There are several examples of clearer duopolies, like Intel and AMD (huge research and development budgets and years of planning are needed to even begin to compete, so smaller competitors would not be viable), or S&P and Moody’s (control of the rating market). Those types of businesses are what I view as clearer duopolies, because it’s not just a matter of market share; it’s a combination of dominant market share and extremely high barriers to entry.

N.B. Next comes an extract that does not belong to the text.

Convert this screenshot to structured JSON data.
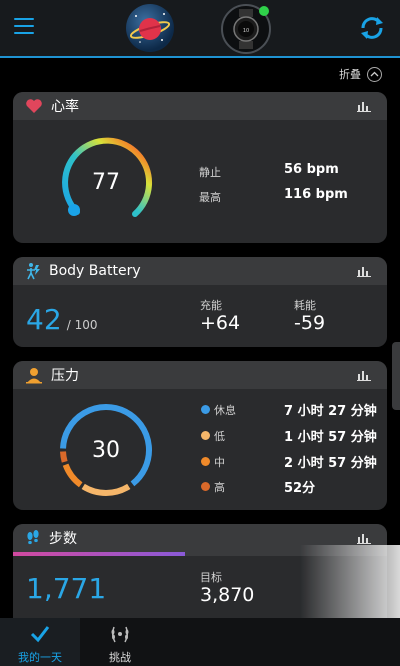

This article focuses on two particular duopolies with high barriers to entry and market share that is consolidated into two main companies in each industry: Domestic Shipping and Trash Collection.

Domestic Shipping

The domestic small package shipping market requires extremely extensive use of the network effect, and there’s no way to even begin to compete without enormous capital expenditures and time. Currently, UPS and FedEx have dominant control over this market, with the United States Postal Service being the only other real competitor. Several years ago, Deutsche Post acquired both DHL Express and Airborne Express in an attempt to compete in the U.S. domestic shipping market, but after billions of dollars in losses, they had to pull out. Even a sustained attempt by a large international competitor couldn’t penetrate the market with any hope of a good return on investment.

United Parcel Service (UPS, Financial)

UPS is the larger of the two competitors, has more integration between ground and air shipping, and therefore has the larger net profit margin of the two. UPS also has the larger dividend yield of 3.01%.

FedEx Corporation (FDX, Financial)

FedEx is the smaller competitor, but still competes profitably in this duopoly. They offer the much lower dividend yield of 0.63%, but their stock trades at a lower valuation with a P/E of under 14.

Trash Collection

When the third largest trash collector, Republic Services, acquired the second largest collector, Allied Waste, in 2008, they formed a duopoly with the largest trash collector, Waste Management. The two companies now control over half of the industry. The key asset in this business is ownership of the landfills. It requires considerable cost to open a landfill, but more importantly, it requires allowance from the local government. Landfills face the problem of a “not in my backyard” mentality, so when combined with the large cost, they’re not easy assets to develop.

Landfills are sometimes owned by local governments, and sometimes owned by companies like Waste Management or Republic Services. The owner of a landfill can charge tipping fees to smaller trash haulers that don’t own their own landfills or transfer stations, and because trash disposal is so necessary, the incoming cash flow for a landfill is almost annuity-like.

Waste Management (WM, Financial)

Waste Management is the largest private owner of landfills in the country, pays a considerable dividend yield of 4.07% (though in my latest report I raised the issue of the increasing payout ratio), and maintains a wide moat. The shareholder yield for this business is considerably large.

Republic Services (RSG, Financial)

Republic Services is the second largest, and slightly more leveraged competitor. They offer a lower but still decent dividend yield of 3.27%, but also a lower and safer dividend payout ratio.

For these two duopolies, if I were to invest in one of the companies, I’d likely invest in their competitor as well, and therefore invest in the industry as a whole rather than in one individual player. The main enticement for investing in a duopoly is that your investment thesis therefore becomes dependent on the success of the industry rather than on the success of an individual company, and yet only two companies need to be owned in the industry to get that benefit.

Full Disclosure: As of this writing, I own shares of KO and no other companies mentioned.